Memórias de Emilia
Capítulos 10, 11 e 12
10 – Diálogo entre a boneca e o Visconde. A esperteza de Emília e a resignação do Milho.
Estava o Visconde nesse ponto das Memórias, quando Emília entrou.
– Como vai o serviço? – indagou ela. – Já escreveu alguma coisa?
– Um colosso, Emília! Contei toda a história do anjinho, a vinda das crianças inglesas, a luta de Popeye com o Capitão Gancho, com os marinheiros do Wonderland e depois com Pedrinho e Peter Pan…
– Contou que fui eu quem salvou tudo? Que se não fosse a minha ideia da couve a situação teria sido um horror?
– Contei tudo direitinho.
– Então leia.
O Visconde leu todos os capítulos já prontos, aos quais Emília aprovou e gabou, achando-os muito bem escritinhos.
– Está bem – disse ela.
– Minhas Memórias vão a galope. Quero provar ao mundo que faço de tudo, que sei brincar, que sei aritmética, que sei escrever memórias…

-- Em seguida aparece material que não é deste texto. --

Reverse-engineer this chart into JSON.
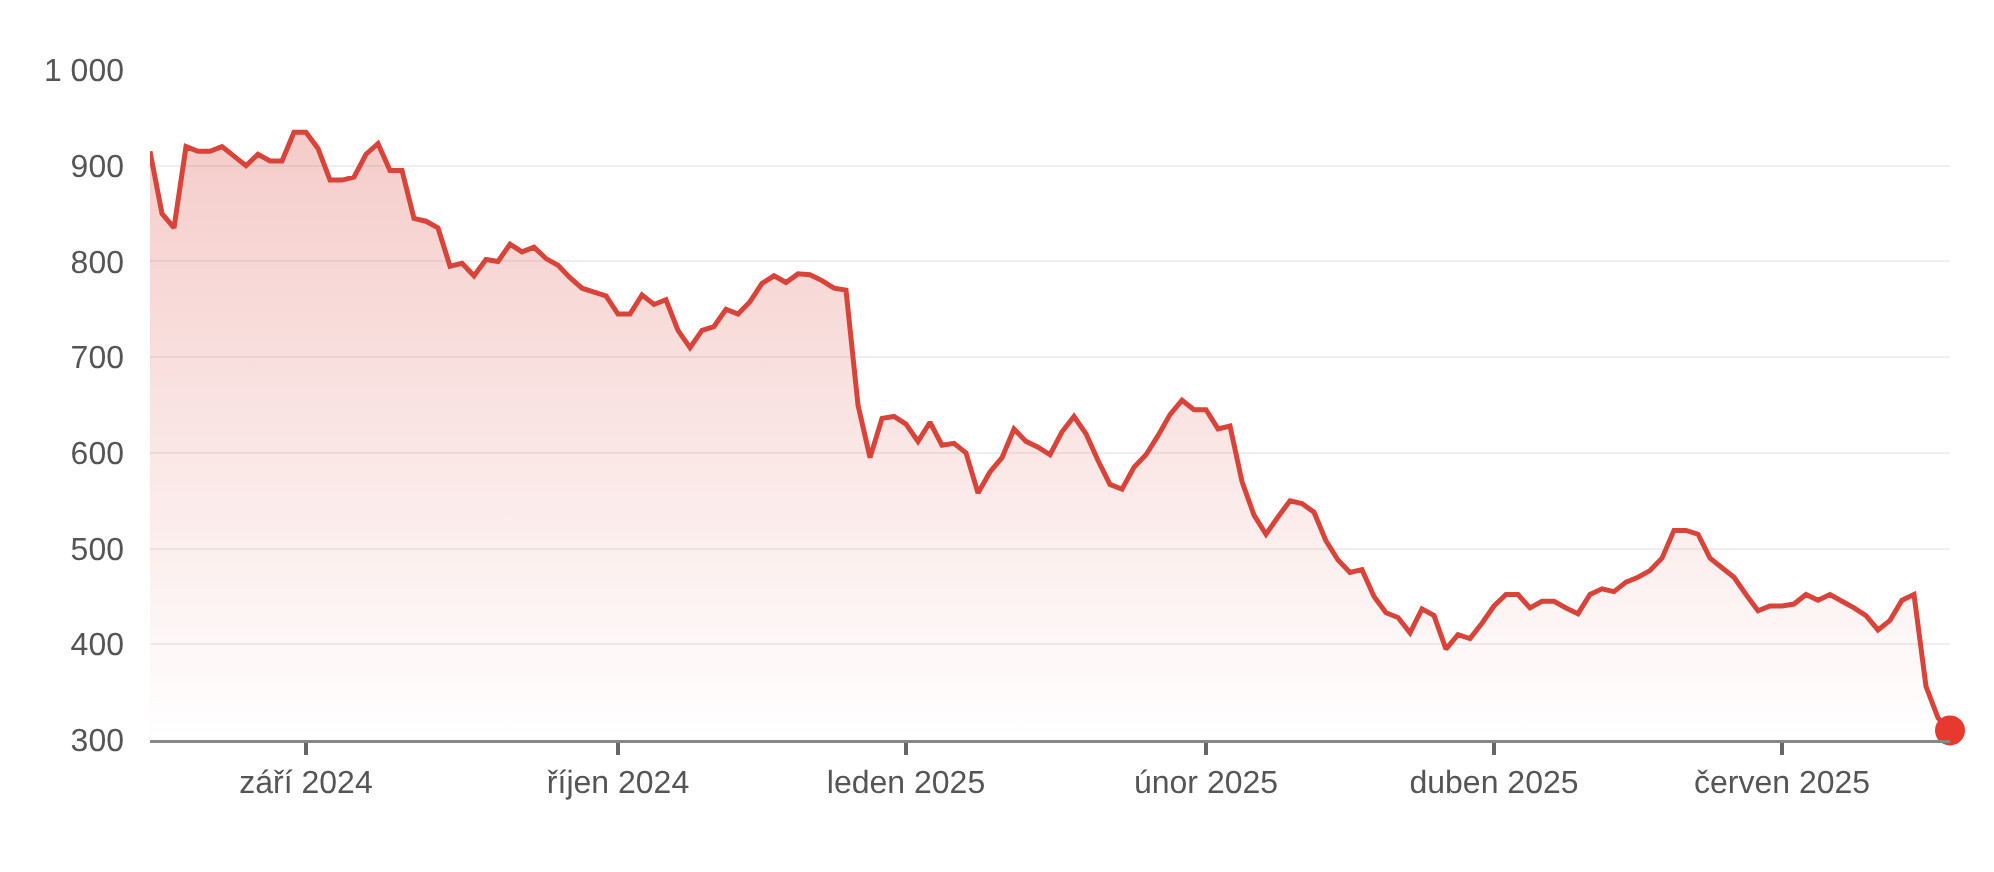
{
  "chart_data": {
    "type": "area",
    "categories": [
      null,
      null,
      null,
      null,
      null,
      null,
      null,
      null,
      null,
      null,
      null,
      null,
      null,
      "září 2024",
      null,
      null,
      null,
      null,
      null,
      null,
      null,
      null,
      null,
      null,
      null,
      null,
      null,
      null,
      null,
      null,
      null,
      null,
      null,
      null,
      null,
      null,
      null,
      null,
      null,
      "říjen 2024",
      null,
      null,
      null,
      null,
      null,
      null,
      null,
      null,
      null,
      null,
      null,
      null,
      null,
      null,
      null,
      null,
      null,
      null,
      null,
      null,
      null,
      null,
      null,
      "leden 2025",
      null,
      null,
      null,
      null,
      null,
      null,
      null,
      null,
      null,
      null,
      null,
      null,
      null,
      null,
      null,
      null,
      null,
      null,
      null,
      null,
      null,
      null,
      null,
      null,
      "únor 2025",
      null,
      null,
      null,
      null,
      null,
      null,
      null,
      null,
      null,
      null,
      null,
      null,
      null,
      null,
      null,
      null,
      null,
      null,
      null,
      null,
      null,
      null,
      null,
      "duben 2025",
      null,
      null,
      null,
      null,
      null,
      null,
      null,
      null,
      null,
      null,
      null,
      null,
      null,
      null,
      null,
      null,
      null,
      null,
      null,
      null,
      null,
      null,
      null,
      "červen 2025",
      null,
      null,
      null,
      null,
      null,
      null,
      null,
      null,
      null,
      null,
      null,
      null,
      null,
      null
    ],
    "series": [
      {
        "color": "#d9443a",
        "values": [
          915,
          850,
          835,
          920,
          915,
          915,
          920,
          910,
          900,
          912,
          905,
          905,
          935,
          935,
          918,
          885,
          885,
          888,
          912,
          923,
          895,
          895,
          845,
          842,
          835,
          795,
          798,
          785,
          802,
          800,
          818,
          810,
          815,
          803,
          796,
          783,
          772,
          768,
          764,
          745,
          745,
          765,
          755,
          760,
          728,
          710,
          728,
          732,
          750,
          745,
          758,
          777,
          785,
          778,
          787,
          786,
          780,
          772,
          770,
          650,
          595,
          636,
          638,
          630,
          612,
          632,
          608,
          610,
          600,
          558,
          580,
          595,
          625,
          612,
          606,
          598,
          622,
          638,
          620,
          592,
          567,
          562,
          585,
          598,
          618,
          640,
          655,
          645,
          645,
          625,
          628,
          570,
          535,
          515,
          533,
          550,
          547,
          538,
          508,
          488,
          475,
          478,
          450,
          433,
          428,
          412,
          437,
          430,
          395,
          410,
          406,
          422,
          440,
          452,
          452,
          438,
          445,
          445,
          438,
          432,
          452,
          458,
          455,
          465,
          470,
          477,
          490,
          519,
          519,
          515,
          490,
          480,
          470,
          452,
          435,
          440,
          440,
          442,
          452,
          446,
          452,
          445,
          438,
          430,
          415,
          425,
          446,
          452,
          356,
          323,
          310
        ]
      },
      {
        "type": "scatter",
        "color": "#e8392f",
        "marker": "circle",
        "values": [
          null,
          null,
          null,
          null,
          null,
          null,
          null,
          null,
          null,
          null,
          null,
          null,
          null,
          null,
          null,
          null,
          null,
          null,
          null,
          null,
          null,
          null,
          null,
          null,
          null,
          null,
          null,
          null,
          null,
          null,
          null,
          null,
          null,
          null,
          null,
          null,
          null,
          null,
          null,
          null,
          null,
          null,
          null,
          null,
          null,
          null,
          null,
          null,
          null,
          null,
          null,
          null,
          null,
          null,
          null,
          null,
          null,
          null,
          null,
          null,
          null,
          null,
          null,
          null,
          null,
          null,
          null,
          null,
          null,
          null,
          null,
          null,
          null,
          null,
          null,
          null,
          null,
          null,
          null,
          null,
          null,
          null,
          null,
          null,
          null,
          null,
          null,
          null,
          null,
          null,
          null,
          null,
          null,
          null,
          null,
          null,
          null,
          null,
          null,
          null,
          null,
          null,
          null,
          null,
          null,
          null,
          null,
          null,
          null,
          null,
          null,
          null,
          null,
          null,
          null,
          null,
          null,
          null,
          null,
          null,
          null,
          null,
          null,
          null,
          null,
          null,
          null,
          null,
          null,
          null,
          null,
          null,
          null,
          null,
          null,
          null,
          null,
          null,
          null,
          null,
          null,
          null,
          null,
          null,
          null,
          null,
          null,
          null,
          null,
          null,
          310
        ]
      }
    ],
    "ylim": [
      300,
      1000
    ],
    "yticks": [
      300,
      400,
      500,
      600,
      700,
      800,
      900,
      {
        "value": 1000,
        "label": "1 000"
      }
    ],
    "grid": "y"
  }
}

– Sabe escrever memórias, Emília? – repetiu o Visconde ironicamente. – Então isso de escrever memórias com a mão e a cabeça dos outros é saber escrever memórias?
– Perfeitamente, Visconde! Isso é que é o importante. Fazer coisas com a mão dos outros, ganhar dinheiro com o trabalho dos outros, pegar nome e fama com a cabeça dos outros: isso é que é saber fazer as coisas. Ganhar dinheiro com o trabalho da gente, ganhar nome e fama com a cabeça da gente é não saber fazer as coisas. Olhe, Visconde, eu estou no mundo dos homens há pouco tempo, mas já aprendi a viver. Aprendi o grande segredo da vida dos homens na terra: a esperteza! Ser esperto é tudo. O mundo é dos espertos. Se eu tivesse um filhinho, dava-lhe um só conselho: “Seja esperto, meu filho!” Continue lendo “Monteiro Lobato”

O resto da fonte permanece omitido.